Name the 4 factor of production? explain them
Answers
Answer:
MARK ME AS BRAINLIEST PLEASE PLEASE PLEASE BRO
FOUR FACTORS OF PRODUCTION :-
Economists divide the factors of production into four categories: land, labor, capital, and entrepreneurship. The first factor of production is land, but this includes any natural resource used to produce goods and services.
Explanation:
Land
In its simplest form, land is the physical place where economic activity takes place. In our lemonade stand example, it could be the patch of lawn in front of your house. However, land also includes all the natural resources found on it.

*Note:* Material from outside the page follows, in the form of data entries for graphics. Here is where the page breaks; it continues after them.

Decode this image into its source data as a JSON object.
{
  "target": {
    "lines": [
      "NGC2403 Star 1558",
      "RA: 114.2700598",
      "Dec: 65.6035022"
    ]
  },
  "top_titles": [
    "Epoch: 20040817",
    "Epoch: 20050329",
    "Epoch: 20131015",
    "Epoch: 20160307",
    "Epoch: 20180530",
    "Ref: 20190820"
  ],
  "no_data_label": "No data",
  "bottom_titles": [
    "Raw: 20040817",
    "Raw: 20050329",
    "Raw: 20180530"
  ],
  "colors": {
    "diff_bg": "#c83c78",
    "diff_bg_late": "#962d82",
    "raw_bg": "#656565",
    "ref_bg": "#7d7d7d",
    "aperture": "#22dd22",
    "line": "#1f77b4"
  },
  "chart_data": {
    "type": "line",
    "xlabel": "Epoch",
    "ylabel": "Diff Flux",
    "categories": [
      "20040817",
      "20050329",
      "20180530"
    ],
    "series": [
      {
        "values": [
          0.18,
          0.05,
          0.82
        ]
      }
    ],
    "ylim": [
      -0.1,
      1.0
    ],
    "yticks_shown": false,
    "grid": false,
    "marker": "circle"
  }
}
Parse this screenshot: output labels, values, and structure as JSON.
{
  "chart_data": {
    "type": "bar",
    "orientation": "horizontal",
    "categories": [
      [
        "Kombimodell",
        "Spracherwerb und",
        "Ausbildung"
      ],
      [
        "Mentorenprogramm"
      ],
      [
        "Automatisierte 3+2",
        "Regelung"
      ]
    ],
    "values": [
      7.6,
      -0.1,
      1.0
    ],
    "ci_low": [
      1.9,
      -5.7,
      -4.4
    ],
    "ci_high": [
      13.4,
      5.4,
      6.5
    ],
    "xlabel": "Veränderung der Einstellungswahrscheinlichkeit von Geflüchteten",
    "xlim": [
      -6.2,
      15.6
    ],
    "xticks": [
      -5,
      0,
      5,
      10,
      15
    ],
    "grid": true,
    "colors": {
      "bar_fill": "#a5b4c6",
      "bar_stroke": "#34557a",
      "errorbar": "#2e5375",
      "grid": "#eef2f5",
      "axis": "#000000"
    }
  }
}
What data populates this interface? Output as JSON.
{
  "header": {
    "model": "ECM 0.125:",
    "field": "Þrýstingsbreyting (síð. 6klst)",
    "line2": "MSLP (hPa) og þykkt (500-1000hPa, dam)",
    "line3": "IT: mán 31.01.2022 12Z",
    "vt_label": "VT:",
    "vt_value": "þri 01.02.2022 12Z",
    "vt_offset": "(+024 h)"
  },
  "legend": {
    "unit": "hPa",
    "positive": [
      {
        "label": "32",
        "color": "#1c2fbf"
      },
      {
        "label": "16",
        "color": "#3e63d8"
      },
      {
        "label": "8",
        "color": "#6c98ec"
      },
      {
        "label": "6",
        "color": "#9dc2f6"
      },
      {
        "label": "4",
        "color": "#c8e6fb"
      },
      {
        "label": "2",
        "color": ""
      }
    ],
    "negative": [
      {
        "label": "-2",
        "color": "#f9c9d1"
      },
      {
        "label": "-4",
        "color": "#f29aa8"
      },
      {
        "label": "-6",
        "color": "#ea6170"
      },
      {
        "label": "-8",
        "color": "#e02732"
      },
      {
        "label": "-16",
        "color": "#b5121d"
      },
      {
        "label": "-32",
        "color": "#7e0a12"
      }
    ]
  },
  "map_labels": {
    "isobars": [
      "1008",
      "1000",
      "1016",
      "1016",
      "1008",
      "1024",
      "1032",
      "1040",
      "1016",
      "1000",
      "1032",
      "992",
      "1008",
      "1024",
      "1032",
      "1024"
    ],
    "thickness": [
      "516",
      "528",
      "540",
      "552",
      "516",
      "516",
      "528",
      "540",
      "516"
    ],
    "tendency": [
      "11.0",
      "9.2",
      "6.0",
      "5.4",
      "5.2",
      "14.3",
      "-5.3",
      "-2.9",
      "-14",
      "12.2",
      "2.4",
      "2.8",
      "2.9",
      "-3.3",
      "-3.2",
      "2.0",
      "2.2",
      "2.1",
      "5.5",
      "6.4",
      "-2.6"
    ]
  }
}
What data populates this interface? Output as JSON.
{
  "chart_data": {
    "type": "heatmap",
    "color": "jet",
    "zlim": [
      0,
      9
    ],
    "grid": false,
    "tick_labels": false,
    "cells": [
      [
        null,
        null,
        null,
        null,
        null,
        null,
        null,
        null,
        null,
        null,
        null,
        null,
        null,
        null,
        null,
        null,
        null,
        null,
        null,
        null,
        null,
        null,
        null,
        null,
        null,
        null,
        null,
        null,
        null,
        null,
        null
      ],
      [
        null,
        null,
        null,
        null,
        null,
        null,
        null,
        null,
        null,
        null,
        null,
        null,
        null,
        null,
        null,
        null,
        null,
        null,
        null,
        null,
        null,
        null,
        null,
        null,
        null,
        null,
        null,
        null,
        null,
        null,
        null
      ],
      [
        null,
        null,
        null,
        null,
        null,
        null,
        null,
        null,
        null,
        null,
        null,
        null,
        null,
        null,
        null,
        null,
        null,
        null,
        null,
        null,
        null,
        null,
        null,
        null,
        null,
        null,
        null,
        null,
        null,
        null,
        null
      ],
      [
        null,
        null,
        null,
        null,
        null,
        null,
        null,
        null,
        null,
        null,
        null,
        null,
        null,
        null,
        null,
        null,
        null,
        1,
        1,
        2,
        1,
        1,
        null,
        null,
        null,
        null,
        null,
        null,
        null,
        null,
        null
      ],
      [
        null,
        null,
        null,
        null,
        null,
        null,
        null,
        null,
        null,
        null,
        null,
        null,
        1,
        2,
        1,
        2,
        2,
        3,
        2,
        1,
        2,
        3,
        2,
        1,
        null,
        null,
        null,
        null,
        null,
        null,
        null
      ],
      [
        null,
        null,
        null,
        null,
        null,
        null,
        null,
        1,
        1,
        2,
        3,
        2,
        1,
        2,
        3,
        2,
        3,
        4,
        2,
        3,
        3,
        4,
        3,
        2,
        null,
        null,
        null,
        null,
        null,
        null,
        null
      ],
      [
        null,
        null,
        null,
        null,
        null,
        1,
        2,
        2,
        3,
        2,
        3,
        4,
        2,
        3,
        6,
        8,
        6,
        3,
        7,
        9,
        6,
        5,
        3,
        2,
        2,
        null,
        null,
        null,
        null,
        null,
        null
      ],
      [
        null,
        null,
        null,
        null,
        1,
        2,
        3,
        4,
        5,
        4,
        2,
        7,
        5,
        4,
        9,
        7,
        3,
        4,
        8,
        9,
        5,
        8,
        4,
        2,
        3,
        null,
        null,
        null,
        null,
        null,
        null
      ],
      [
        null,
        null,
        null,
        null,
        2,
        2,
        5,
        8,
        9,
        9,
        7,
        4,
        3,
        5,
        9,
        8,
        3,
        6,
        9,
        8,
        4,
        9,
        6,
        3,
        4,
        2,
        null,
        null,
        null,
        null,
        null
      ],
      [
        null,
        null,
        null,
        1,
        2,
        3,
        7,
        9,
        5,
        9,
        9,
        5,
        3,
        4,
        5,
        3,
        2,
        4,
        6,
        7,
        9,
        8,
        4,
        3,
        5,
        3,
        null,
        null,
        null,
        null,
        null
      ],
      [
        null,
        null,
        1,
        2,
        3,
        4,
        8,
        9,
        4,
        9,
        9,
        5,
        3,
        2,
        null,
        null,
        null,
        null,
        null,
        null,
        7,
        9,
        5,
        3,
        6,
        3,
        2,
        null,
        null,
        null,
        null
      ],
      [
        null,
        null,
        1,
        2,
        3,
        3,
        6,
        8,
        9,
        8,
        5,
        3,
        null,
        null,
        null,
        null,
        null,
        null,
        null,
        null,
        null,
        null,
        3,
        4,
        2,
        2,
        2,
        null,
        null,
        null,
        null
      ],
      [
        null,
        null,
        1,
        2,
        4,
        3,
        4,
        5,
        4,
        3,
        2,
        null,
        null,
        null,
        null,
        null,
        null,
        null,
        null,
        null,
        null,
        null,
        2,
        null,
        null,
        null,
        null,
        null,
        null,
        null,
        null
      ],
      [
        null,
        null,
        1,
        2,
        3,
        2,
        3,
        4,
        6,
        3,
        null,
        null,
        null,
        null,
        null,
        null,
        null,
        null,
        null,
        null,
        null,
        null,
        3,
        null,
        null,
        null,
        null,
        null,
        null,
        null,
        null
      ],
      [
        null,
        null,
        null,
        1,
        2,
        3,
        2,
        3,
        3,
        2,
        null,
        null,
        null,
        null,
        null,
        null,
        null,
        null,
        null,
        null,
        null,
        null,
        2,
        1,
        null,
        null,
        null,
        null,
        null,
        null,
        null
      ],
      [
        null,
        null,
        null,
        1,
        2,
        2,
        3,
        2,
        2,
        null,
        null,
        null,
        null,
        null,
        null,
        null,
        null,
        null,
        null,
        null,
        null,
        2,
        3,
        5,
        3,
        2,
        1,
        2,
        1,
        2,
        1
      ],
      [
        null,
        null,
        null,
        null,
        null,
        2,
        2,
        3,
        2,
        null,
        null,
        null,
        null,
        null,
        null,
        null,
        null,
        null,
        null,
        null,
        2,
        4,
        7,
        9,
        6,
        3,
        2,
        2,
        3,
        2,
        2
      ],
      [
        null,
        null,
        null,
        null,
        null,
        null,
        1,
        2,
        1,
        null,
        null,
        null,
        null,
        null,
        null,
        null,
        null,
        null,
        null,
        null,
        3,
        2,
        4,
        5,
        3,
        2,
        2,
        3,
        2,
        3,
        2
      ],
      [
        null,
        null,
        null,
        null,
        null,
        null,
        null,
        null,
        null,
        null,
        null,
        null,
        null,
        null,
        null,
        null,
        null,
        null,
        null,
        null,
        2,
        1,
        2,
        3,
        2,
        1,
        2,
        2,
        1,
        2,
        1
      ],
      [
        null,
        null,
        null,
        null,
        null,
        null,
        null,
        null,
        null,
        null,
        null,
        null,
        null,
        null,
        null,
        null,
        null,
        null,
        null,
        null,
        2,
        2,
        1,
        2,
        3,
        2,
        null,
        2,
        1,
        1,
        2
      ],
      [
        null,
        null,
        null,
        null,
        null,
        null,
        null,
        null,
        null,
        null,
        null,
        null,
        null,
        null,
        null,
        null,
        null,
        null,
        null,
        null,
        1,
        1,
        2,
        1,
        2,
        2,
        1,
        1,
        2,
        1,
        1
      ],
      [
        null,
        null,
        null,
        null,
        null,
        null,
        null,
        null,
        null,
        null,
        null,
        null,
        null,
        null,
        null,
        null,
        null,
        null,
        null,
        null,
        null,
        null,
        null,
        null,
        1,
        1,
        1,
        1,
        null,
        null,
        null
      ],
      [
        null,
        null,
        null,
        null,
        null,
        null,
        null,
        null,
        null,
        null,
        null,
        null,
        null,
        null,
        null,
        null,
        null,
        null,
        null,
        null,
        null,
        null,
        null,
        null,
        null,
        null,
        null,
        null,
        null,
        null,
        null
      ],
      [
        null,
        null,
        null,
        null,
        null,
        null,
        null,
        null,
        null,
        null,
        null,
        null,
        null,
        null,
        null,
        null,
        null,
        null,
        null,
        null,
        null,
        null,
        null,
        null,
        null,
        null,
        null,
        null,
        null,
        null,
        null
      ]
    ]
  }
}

Land can also include natural resources such as timber
land
Resources can include timber, water, oil, livestock, and so forth. So if you used real lemons from a tree in your yard to make that lemonade, you used part of the land. Land plays an important part in production because land itself and the resources on it are usually limited. Political regulations prevent a person from just going and claiming something for themselves, or there may not be enough for everyone to have. Also, many of the natural resources are nonrenewable, meaning that their amount is fixed, and they can't be used indefinitely. Thus, producers must carefully manage land and its resources.
Labor
It seems obvious, but things can't be produced unless someone makes them. Your lemonade won't make itself, and it won't sell itself if you aren't there to do it. Therefore, another important factor of production is labor. Labor represents all of the people that are available to transform resources into goods or services that can be purchased. This factor is somewhat flexible since different people can be allocated to produce different things. Nobody has to produce everything themselves. That would be impractical. It's also important that a labor force is well educated and well trained to ensure that they can produce goods at peak efficiency and quality.
Capital
Perhaps to get your lemonade stand up and running, you also needed money to make signs to advertise your delicious drink. You may also have used a small table to set up your pitcher and cups. Both of these things - money and equipment - are considered capital. More specifically, capital can be the money that companies use to buy resources, as well as the physical assets companies use when producing goods or services, such as factories and machinery.
Capital often refers to money to buy resources
capital
Capital is an important factor of production because it's what allows labor and land to be purchased. Steady streams of capital are often required in order to keep a business going.